Rosidayati Rozalina, left, head of Indonesian Publishers Associations, or IKAPI, Ricky Joseph Pesik of Bekraf and AFCC board adviser Murti Bunanta speak at YELLO Hotel Harmoni in Central Jakarta on Tuesday (02/05). (JG Photo/Diella Yasmine)

Indonesian Children's Stories to Take Center Stage at Singapore Book Festival


MAY 03, 2017

Jakarta. Indonesian children's books, folktales and culture will take center stage at this year's Asian Festival of Children's Content in Singapore, a representative of the Creative Economy Agency, or Bekraf, announced in Jakarta on Tuesday (02/05).

The Asian Festival of Children's Content (AFCC) is an annual event meant to celebrate and promote children's books and literature from the region, alternating its thematic "country of focus" each year.

The festival connects writers and illustrators with publishers to share, network and celebrate children's content from Asia and from around the world.

The event will feature discussions with writers and researchers of children's books and provide interactive educational sessions for those interested in learning about animation and other illustrative techniques used in children's content.

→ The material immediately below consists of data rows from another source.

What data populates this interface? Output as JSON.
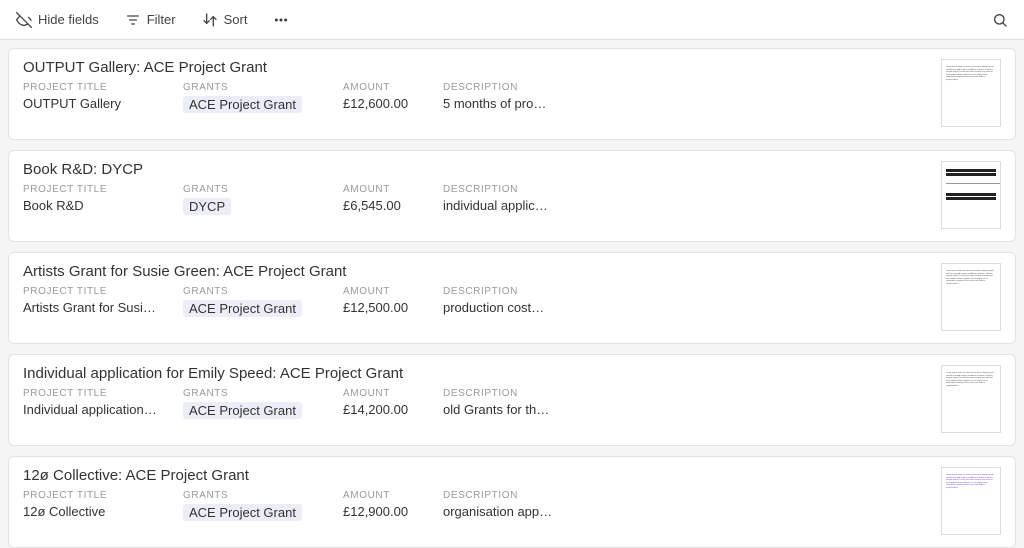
{
  "toolbar": {
    "hideFields": "Hide fields",
    "filter": "Filter",
    "sort": "Sort"
  },
  "labels": {
    "projectTitle": "PROJECT TITLE",
    "grants": "GRANTS",
    "amount": "AMOUNT",
    "description": "DESCRIPTION"
  },
  "colors": {
    "tagBg": "#ecedf7",
    "cardBorder": "#e3e3e3",
    "labelText": "#9a9a9a"
  },
  "records": [
    {
      "title": "OUTPUT Gallery: ACE Project Grant",
      "projectTitle": "OUTPUT Gallery",
      "grant": "ACE Project Grant",
      "amount": "£12,600.00",
      "description": "5 months of pro…",
      "thumbStyle": "text"
    },
    {
      "title": "Book R&D: DYCP",
      "projectTitle": "Book R&D",
      "grant": "DYCP",
      "amount": "£6,545.00",
      "description": "individual applic…",
      "thumbStyle": "bars"
    },
    {
      "title": "Artists Grant for Susie Green: ACE Project Grant",
      "projectTitle": "Artists Grant for Susi…",
      "grant": "ACE Project Grant",
      "amount": "£12,500.00",
      "description": "production cost…",
      "thumbStyle": "text"
    },
    {
      "title": "Individual application for Emily Speed: ACE Project Grant",
      "projectTitle": "Individual application…",
      "grant": "ACE Project Grant",
      "amount": "£14,200.00",
      "description": "old Grants for th…",
      "thumbStyle": "text"
    },
    {
      "title": "12ø Collective: ACE Project Grant",
      "projectTitle": "12ø Collective",
      "grant": "ACE Project Grant",
      "amount": "£12,900.00",
      "description": "organisation app…",
      "thumbStyle": "purple"
    }
  ]
}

More than 200 books from Indonesian authors will be showcased at the event, including "Didgit Cobbleheart Loves the Flora and Fauna of Western Indonesia," by Aang Muljanto, "Indonesian Folktales," by Fatimah Zahra, "A Gift for Komi," by Fina Faza and "Mrs. Duck and Mrs. Hen," by Fitra Hayanti.

Murti Bunanta, an AFCC board adviser and president of the Indonesian-based Society for the Advancement of Children’s Literature (KPBA), said reading often is important for children's cognitive and emotional development.

"Storybooks are crucial to stimulate imagination, provoke curiosity and provide inspirations to help readers develop an appreciation for art and writing," she said.

Murti added that books help children learn new and complex words, develop literacy skills and enhance cultural awareness.

"This is why we aim to help children develop a love for reading. We want to ensure that no child grows up without books," she said.

According to Murti, this year's AFCC will promote children's stories on Indonesian food and folklore, among other topics.

"Indonesia is a diverse nation and home to numerous ethnic groups that influence folklore and fantasy."

Nearly 40,000 books are published in the country each year, a majority of which are children's stories.

In recent years, more and more publishers have been teaming up with international partners to promote Indonesian children's books around the world, Indonesian Publishers Association (IKAPI) head Rosidayati Rozalina said.

"I hope that the event will increase the sale of children's books in foreign markets," she said. "In a bid to promote and develop budding partnerships with various institutions, IKAPI prepared a sales coordinator to link domestic and foreign publishers."

Meanwhile, deputy chairman of Bekraf Ricky Joseph Pesik said the agency will provide festival-goers with educational lessons in Indonesian folklore and geography at its manned booth.

"Bekraf fully supports the AFCC in selecti'ng Indonesia as this year's 'country of focus.We want to promote the very best of Indonesian children's books."

AFCC events will be held at several venues in Singapore, including the National Library, on May 17-21.